Nantis de ces conventions, on appelle groupe symétrique d’ordre n, et on note Sn, l’ensemble de toutes les permutations de  {1,2,…,n}, muni de la loi de composition interne « o ». Le produit (la composée) de deux permutations est une permutation ; il existe une permutation « neutre » (c’est l’identité, souvent notée « e » ou « id » ) et toute permutation p possède une permutation inverse (notée p-1 ; qui fait revenir au point de départ : p-1op=id). C’est en ces propriétés que réside le concept (la structure) de groupe, avec adjonction d’une propriété dite d’associativité (p, q, r, trois permutations : (roq)op = ro(qop) ).

Ce groupe n’est pas « commutatif », car on ne vérifie pas en général qop=poq  (sauf la situation particulière de p et p-1 : p-1op=pop-1=id).

Vérifions cela sur p, q déjà introduites et une troisième permutation : (1,3,5,4,2)

On a déjà calculé qop : (2,4,5,3,1)

On calcule de même poq : (3,5,2,1,4)

On note que poq et qop sont différents  (groupe non-commutatif)

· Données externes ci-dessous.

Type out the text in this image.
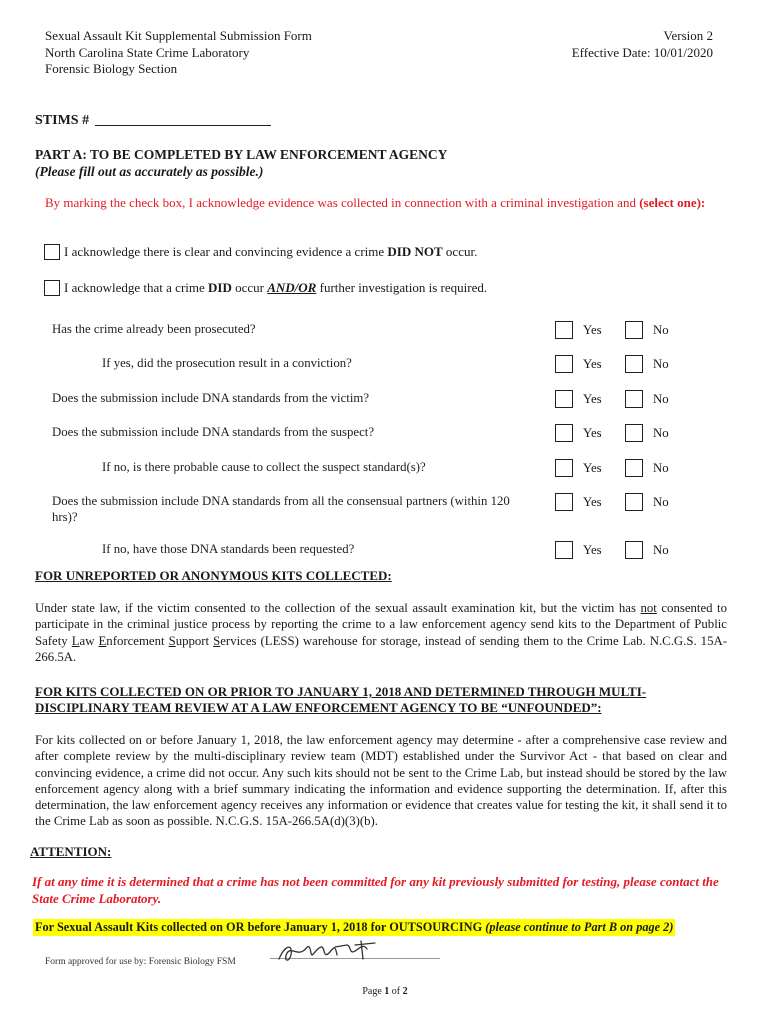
Sexual Assault Kit Supplemental Submission Form
North Carolina State Crime Laboratory
Forensic Biology Section
Version 2
Effective Date: 10/01/2020
STIMS #
PART A: TO BE COMPLETED BY LAW ENFORCEMENT AGENCY
(Please fill out as accurately as possible.)
By marking the check box, I acknowledge evidence was collected in connection with a criminal investigation and (select one):
I acknowledge there is clear and convincing evidence a crime DID NOT occur.
I acknowledge that a crime DID occur AND/OR further investigation is required.
Has the crime already been prosecuted?	Yes	No
If yes, did the prosecution result in a conviction?	Yes	No
Does the submission include DNA standards from the victim?	Yes	No
Does the submission include DNA standards from the suspect?	Yes	No
If no, is there probable cause to collect the suspect standard(s)?	Yes	No
Does the submission include DNA standards from all the consensual partners (within 120 hrs)?
Yes	No
If no, have those DNA standards been requested?	Yes	No
FOR UNREPORTED OR ANONYMOUS KITS COLLECTED:
Under state law, if the victim consented to the collection of the sexual assault examination kit, but the victim has not consented to participate in the criminal justice process by reporting the crime to a law enforcement agency send kits to the Department of Public Safety Law Enforcement Support Services (LESS) warehouse for storage, instead of sending them to the Crime Lab. N.C.G.S. 15A-266.5A.
FOR KITS COLLECTED ON OR PRIOR TO JANUARY 1, 2018 AND DETERMINED THROUGH MULTI-
DISCIPLINARY TEAM REVIEW AT A LAW ENFORCEMENT AGENCY TO BE “UNFOUNDED”:
For kits collected on or before January 1, 2018, the law enforcement agency may determine - after a comprehensive case review and after complete review by the multi-disciplinary review team (MDT) established under the Survivor Act - that based on clear and convincing evidence, a crime did not occur. Any such kits should not be sent to the Crime Lab, but instead should be stored by the law enforcement agency along with a brief summary indicating the information and evidence supporting the determination. If, after this determination, the law enforcement agency receives any information or evidence that creates value for testing the kit, it shall send it to the Crime Lab as soon as possible. N.C.G.S. 15A-266.5A(d)(3)(b).
ATTENTION:
If at any time it is determined that a crime has not been committed for any kit previously submitted for testing, please contact the State Crime Laboratory.
For Sexual Assault Kits collected on OR before January 1, 2018 for OUTSOURCING (please continue to Part B on page 2)
Form approved for use by: Forensic Biology FSM
Page 1 of 2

Puisque p fait passer de (1,2,3,4,5,) à  (3,2,4,5,1), il suffit de remonter, c’est à dire de repasser du rangement (3,2,4,5,1) à  (1,2,3,4,5) en faisant « fonctionner » la permutation (5,2,1,3,4), permutation inverse qu’on note donc p-1.

On vérifie p-1op=pop-1 = id = (1,2,3,4,5)

On forme ro(qop) : (1,3,5,4,2)o(2,4,5,3,1) = (3,4,2,5,1)

On forme roq : (1,3,5,4,2)o(1,4,2,5,3) = (1,4,3,2,5)

On forme (roq)op : (1,4,3,2,5)o(3,2,4,5,1) = (3,4,2,5,1)

ro(qop)=(roq)op correspond bien à l’associativité de la loi « o ».

Définition bilan : Un groupe est un ensemble muni d’une loi de composition interne associative, possédant un neutre, et telle que tout élément possède un inverse.

Remarque : on a introduit le groupe symétrique Sn. Ce groupe possède n ! éléments, notation qui se lit « factorielle n » et qui désigne le produit de tous les entiers de 1 à n  (1 !=1 ; 2 !=2 ; 3 !=6 ; 4 !=24 ; 5 !=120 : 6 !=720 ; etc.).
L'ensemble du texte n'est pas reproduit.